I think you're talking about the Big Foot Lifesize B2's that just came out about a week and a half ago? They are a Cabela's exclusive item right now and they run $159.99 for six. They (Cabela's) just put out a promo for $20.00 off the purchase of $150.00 or more, so now you can get em for what I consider to be what they should cost normally, $139.99 for six.


----------



## DD_lessers (Sep 26, 2011)

hoss711 said:


> The reason the feet are so big is to keep them stable in windly conditions. I think they look ok but don't like the price for a lesser decoy.
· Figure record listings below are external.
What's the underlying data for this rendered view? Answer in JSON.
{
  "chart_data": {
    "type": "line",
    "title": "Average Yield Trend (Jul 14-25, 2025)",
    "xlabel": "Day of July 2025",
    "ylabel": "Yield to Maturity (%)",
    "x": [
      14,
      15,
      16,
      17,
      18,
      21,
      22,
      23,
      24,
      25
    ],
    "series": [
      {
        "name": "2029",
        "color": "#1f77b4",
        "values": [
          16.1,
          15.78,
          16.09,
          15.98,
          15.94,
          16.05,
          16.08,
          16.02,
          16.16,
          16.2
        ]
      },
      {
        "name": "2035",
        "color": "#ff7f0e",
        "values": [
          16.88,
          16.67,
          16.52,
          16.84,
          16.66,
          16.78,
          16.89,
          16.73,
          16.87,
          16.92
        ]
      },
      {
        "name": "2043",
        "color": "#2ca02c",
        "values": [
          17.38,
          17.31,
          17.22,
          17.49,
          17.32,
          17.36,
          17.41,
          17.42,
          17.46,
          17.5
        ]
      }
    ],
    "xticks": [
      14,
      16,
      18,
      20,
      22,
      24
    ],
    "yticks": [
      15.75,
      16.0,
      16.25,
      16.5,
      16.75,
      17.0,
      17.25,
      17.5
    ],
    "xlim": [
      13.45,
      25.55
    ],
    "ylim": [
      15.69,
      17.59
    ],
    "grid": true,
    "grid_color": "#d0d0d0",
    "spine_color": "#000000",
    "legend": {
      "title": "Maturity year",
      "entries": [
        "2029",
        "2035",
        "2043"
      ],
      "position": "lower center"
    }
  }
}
i thought that the price is awesome $120 for 6 thats good


----------



## teamflightstoppersND (Feb 20, 2009)

Yes these are the same feet as the original big foots

These B2 decoys are the same size as avery and zink full body decoys, not lesser size

They were just on sale for 120 per six but are back up to 140, With a coupon a guy can still get a good deal.



beakbreakers said:


> greatwhitehunter3 said:
> 
> 
> > The feet on them are just as big as the decoy...I'm not a fan.
> ...


----------



## canes1123 (Aug 27, 2011)

How is the paint holding up?


----------



## Myles J Flaten (Jan 31, 2008)

I haul b2s using the "stack method" The paint is fine and holds up decent, but not as well as the originals imo. For the money they are really well made decoys.


----------



## canes1123 (Aug 27, 2011)

sounds good, thanks Myles.


----------



## teamflightstoppersND (Feb 20, 2009)

I put a pillow case around each deek and mine look as good as new! All my originals have a sock over their heads.


----------



## xTrMWtRFwLr (Jul 28, 2009)

I just purchased 6 dozen of the B2's two months ago and have hunted them pretty hard in our early season. We normally just do the throw and staking method in the trailer and so far they are holding up pretty damn good. The only complaint that I have so far is the heads seem to fall off pretty damn easy. We might just end up using an epoxy compound to glue them on so they wont fall off. The paint on the bodies are great no sign of any wear at all on them. To compare them to any other FB decoy I would say they are the same size as the GHG Progrades and Hunter Series decs. They are a little bigger then the lessers made by GHG. The one thing that I like most about them is I dont have to worry about stakes and bagging them after every hunt, just throw and stack and your on your way. :beer:


----------